今こうして彼女と二人齊藤さんを待っているわけだが、心臓の高鳴りが止まらない。

「お待たせ!」

後ろから齊藤さんに声を掛けられおれは意味もなく立ち上がった。

「お疲れ様です。」

おれにつられて彼女も立ち上がった。

「お疲れ様です。萩野さんと一緒にお仕事をしております三好と申します。」

齊藤さんは彼女に一瞥するとまたおれの方を向いた。

「副社長、済みません。お忙しい中プライベートにお時間取っていただきまして。」

齊藤さんは取締役から副社長に出世した。俺からすればこのくらいできる人だから当然の話だと思う。出征とともに白髪が増えたが、完全なイケメンナイスミドルだ。

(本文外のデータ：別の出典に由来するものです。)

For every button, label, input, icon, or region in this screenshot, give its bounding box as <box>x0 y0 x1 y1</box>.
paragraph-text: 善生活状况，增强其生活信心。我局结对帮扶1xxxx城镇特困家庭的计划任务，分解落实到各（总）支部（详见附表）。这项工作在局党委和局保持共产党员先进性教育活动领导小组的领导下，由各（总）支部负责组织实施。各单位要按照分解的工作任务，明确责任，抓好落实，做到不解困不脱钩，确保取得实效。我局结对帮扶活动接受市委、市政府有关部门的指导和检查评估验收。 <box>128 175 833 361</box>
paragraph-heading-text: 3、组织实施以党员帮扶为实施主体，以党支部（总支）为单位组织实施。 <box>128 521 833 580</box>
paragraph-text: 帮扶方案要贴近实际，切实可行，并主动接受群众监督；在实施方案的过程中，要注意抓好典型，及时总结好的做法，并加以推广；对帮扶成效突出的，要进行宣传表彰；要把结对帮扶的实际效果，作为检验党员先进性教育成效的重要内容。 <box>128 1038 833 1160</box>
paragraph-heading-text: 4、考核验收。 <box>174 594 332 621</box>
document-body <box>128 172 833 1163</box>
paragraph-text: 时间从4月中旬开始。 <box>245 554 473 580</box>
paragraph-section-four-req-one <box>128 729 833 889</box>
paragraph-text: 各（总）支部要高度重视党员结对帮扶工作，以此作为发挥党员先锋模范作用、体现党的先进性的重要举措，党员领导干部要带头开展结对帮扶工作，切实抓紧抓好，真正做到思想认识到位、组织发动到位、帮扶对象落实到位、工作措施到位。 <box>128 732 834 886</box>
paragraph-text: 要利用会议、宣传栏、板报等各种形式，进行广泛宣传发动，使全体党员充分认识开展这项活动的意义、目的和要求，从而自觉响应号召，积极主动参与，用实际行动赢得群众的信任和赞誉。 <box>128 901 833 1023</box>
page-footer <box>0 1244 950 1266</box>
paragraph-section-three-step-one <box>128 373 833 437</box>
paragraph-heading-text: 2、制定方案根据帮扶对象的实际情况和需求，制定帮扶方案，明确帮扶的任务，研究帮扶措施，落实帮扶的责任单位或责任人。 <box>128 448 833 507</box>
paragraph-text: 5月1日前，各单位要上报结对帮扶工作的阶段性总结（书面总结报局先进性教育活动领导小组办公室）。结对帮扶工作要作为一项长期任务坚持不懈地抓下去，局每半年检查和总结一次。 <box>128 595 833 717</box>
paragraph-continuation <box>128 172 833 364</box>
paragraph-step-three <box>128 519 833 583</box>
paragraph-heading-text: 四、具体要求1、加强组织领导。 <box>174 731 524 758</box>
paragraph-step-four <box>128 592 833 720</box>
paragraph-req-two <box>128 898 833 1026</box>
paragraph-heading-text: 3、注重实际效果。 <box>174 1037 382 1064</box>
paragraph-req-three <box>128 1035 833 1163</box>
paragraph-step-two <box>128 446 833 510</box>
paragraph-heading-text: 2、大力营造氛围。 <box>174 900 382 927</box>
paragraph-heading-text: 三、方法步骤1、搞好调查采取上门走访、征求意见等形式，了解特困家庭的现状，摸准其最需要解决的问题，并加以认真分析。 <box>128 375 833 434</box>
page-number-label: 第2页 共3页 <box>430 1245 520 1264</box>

「はっはっは。副社長はよしてくれよ遼輔君。齊藤さんで良いよ。それこそプライベートの時間だ。それに、副社長なんて言ったら三好さんがより緊張するだろう。私とは面識がないんだから。副社長という肩書とセットではあの部署の取締役だったころのように和気あいあいとはいかんよ。」

気遣いが憎い。

「ありがとうございます。早速なんですが、齊藤さん。私、こちらの三好さんと結婚しようと思い、ご報告をさせていただければとお時間頂戴しました。」

「お!?やっぱりそういう話か。おめでとう!」

「やっぱり?」

「いや、だってさ。うちの社員ってことだけど私が見ず知らずの女性を同席させるってことはまぁそういう話なんじゃないかな、とね。で、私は式で挨拶をすればいいのかな?」

さすがの回転の速さだ。

「お話が早くて助かります。ただ、お願いしたいのは挨拶ではなく、私の父親役をお願いしたいのです。私は本当に幼少のときに両親が離婚し、父親とは離婚後一度も会わないままお通夜に行っただけの間柄です。なので父親というものを知りません。この会社に入り、齊藤さんとお会いし、幾度か上司と部下という関係を超えたプライベートな形でもお食事などさせていただき、父親というものがいたらこういうものなのではないかと、勝手ながら考えて参りました。不躾な、また常識はずれなお願いだとは存じておりますが、宜しければご検討いただけないでしょうか?」

おれがそう言うと、齊藤さんは目を閉じて上を向いた。さすがに無理なお願いか。少なくとも即答はないか、と思ったその時、齊藤さんは顔を降ろすとおれの方を向き

「分かった。良いよ。」

ときっぱりと言った。

「え?引き受けていただけるんですか?」

あまりの驚きに思わずそう言うと、

「引き受けていただけないと思ったのにお願いしたのか??」

とものすごく怪訝そうな顔をされた。確かに変な反応をしてしまったと思いながら、

「いや、そういうわけじゃないんですが。あははは。」

と笑ってごまかすと、

「まぁでも、そういうことならあれだ。息子を支えてくれる御嬢さんの事をちゃんと知らねばならんから、自己紹介してもらおう。副社長が自分の社員の紹介をさせるのも変な話だがね。」

と齊藤さんも一度怖い顔を作ったが、すぐに笑った。

1時間くらい、和気あいあいと話をしていたが、齊藤さんは時計を見ると、「さて。」と言って立ち上がった。忙しい人だからな、と思いおれも

「今日はありがとうございました。また改めてご案内を差し上げようと…。」

と言いながら立ち上がったが齊藤さんは手のひらを開いておれの方に向け制止した。

「いや、勘違いさせてしまったね。どうだね、2件目に行かないか、息子よ。」

といたずらな笑顔を向けた。

「はい!是非!」

そう答えると、三好さんを促そうとした。しかし、

「三好さん、申し訳ないが、今日のところは親子水入らずでお話しさせてもらえないかな?」

と齊藤さんが言った。三好さんは困ったような顔でおれの方を見たが、おれにも断ることはできない。そしておれは、三好さん以上に困惑していた。そして一気に緊張感が高まっていた。